In now-deleted website and Facebook posts, the group stated its physicians met with — and influenced — Manitoba's health minister.

But neither Oswald's office nor the diagnostic imaging departments at Winnipeg Health Sciences Centre claim any knowledge of the clinic.

"We do pretty active, ongoing research with various members of the CCSVI community. This is the first time that (I've heard of this group)," Oswald said. "There are likely a number of legislative umbrellas under which questions . . . would be asked."

The CCSVI Clinic's only publicly identified physicians are doctors at the Noble Hospital in Pune, India, which is the primary site of what a spokesman said was a proposed research study into patients who are given a longer followup regimen after the vein-opening treatment.

CCSVI Clinic spokesman Doug Broeska said there are also local physicians working with the group.

Asked if reports of meetings with Oswald were accurate, he replied: "If they're willing to come out and say who they are, then it will be accurate . . . Because of controversial nature of CCSVI, there's physicians that don't want to be mentioned at all in the media."

Broeska, who identified himself as a medical researcher on a part-time contract with CCSVI Clinic's owners, said the clinic cut ties with Spielvogel after he charged too much money for the scans.
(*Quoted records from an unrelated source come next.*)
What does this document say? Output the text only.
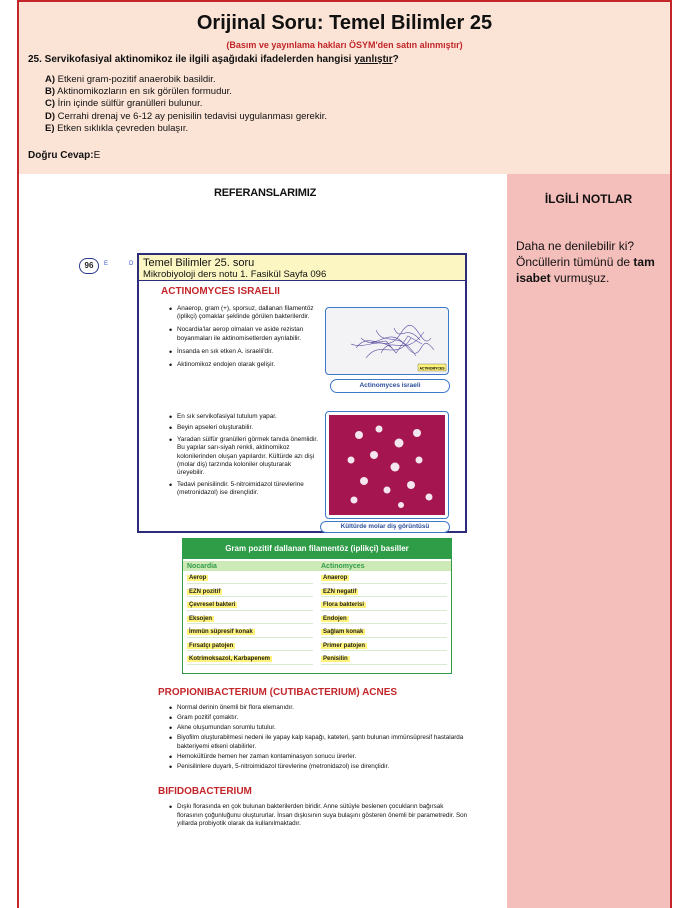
Orijinal Soru: Temel Bilimler 25
(Basım ve yayınlama hakları ÖSYM'den satın alınmıştır)
25. Servikofasiyal aktinomikoz ile ilgili aşağıdaki ifadelerden hangisi yanlıştır?
A) Etkeni gram-pozitif anaerobik basildir.
B) Aktinomikozların en sık görülen formudur.
C) İrin içinde sülfür granülleri bulunur.
D) Cerrahi drenaj ve 6-12 ay penisilin tedavisi uygulanması gerekir.
E) Etken sıklıkla çevreden bulaşır.
Doğru Cevap:E
REFERANSLARIMIZ
96	E	D Temel Bilimler 25. soru
Mikrobiyoloji ders notu 1. Fasikül Sayfa 096
ACTINOMYCES ISRAELII
• Anaerop, gram (+), sporsuz, dallanan filamentöz (iplikçi) çomaklar şeklinde görülen bakterilerdir.
• Nocardia'lar aerop olmaları ve aside rezistan boyanmaları ile aktinomisetlerden ayrılabilir.
• İnsanda en sık etken A. israelii'dir.
• Aktinomikoz endojen olarak gelişir.
• En sık servikofasiyal tutulum yapar.
• Beyin apseleri oluşturabilir.
• Yaradan sülfür granülleri görmek tanıda önemlidir. Bu yapılar sarı-siyah renkli, aktinomikoz kolonilerinden oluşan yapılardır. Kültürde azı dişi (molar diş) tarzında koloniler oluşturarak üreyebilir.
• Tedavi penisilindir. 5-nitroimidazol türevlerine (metronidazol) ise dirençlidir.
ACTINOMYCES
Actinomyces israeli
Kültürde molar diş görüntüsü
Gram pozitif dallanan filamentöz (iplikçi) basiller
Nocardia
Aerop
EZN pozitif
Çevresel bakteri
Eksojen
İmmün süpresif konak
Fırsatçı patojen
Kotrimoksazol, Karbapenem
Actinomyces
Anaerop
EZN negatif
Flora bakterisi
Endojen
Sağlam konak
Primer patojen
Penisilin
PROPIONIBACTERIUM (CUTIBACTERIUM) ACNES
• Normal derinin önemli bir flora elemanıdır.
• Gram pozitif çomaktır.
• Akne oluşumundan sorumlu tutulur.
• Biyofilm oluşturabilmesi nedeni ile yapay kalp kapağı, kateteri, şantı bulunan immünsüpresif hastalarda bakteriyemi etkeni olabilirler.
• Hemokültürde hemen her zaman kontaminasyon sonucu ürerler.
• Penisilinlere duyarlı, 5-nitroimidazol türevlerine (metronidazol) ise dirençlidir.
BIFIDOBACTERIUM
• Dışkı florasında en çok bulunan bakterilerden biridir. Anne sütüyle beslenen çocukların bağırsak florasının çoğunluğunu oluştururlar. İnsan dışkısının suya bulaşını gösteren önemli bir parametredir. Son yıllarda probiyotik olarak da kullanılmaktadır.
İLGİLİ NOTLAR
Daha ne denilebilir ki? Öncüllerin tümünü de tam isabet vurmuşuz.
CCSVI Clinic now partners with the Kidney and Hypertension Centre in Grand Forks, North Dakota, for scans that cost $550.

He acknowledged there was confusion about the CCSVI Clinic's operations.

"Once the (study proposal) is published . . . I don't think there will be a lot of confusion after that," Broeska said. "Everything will be under a study. It's not meant (as) tourism anymore, if it ever was . . . it's a study that happens to be subsidized by the owners of the business, to try to keep patients safe."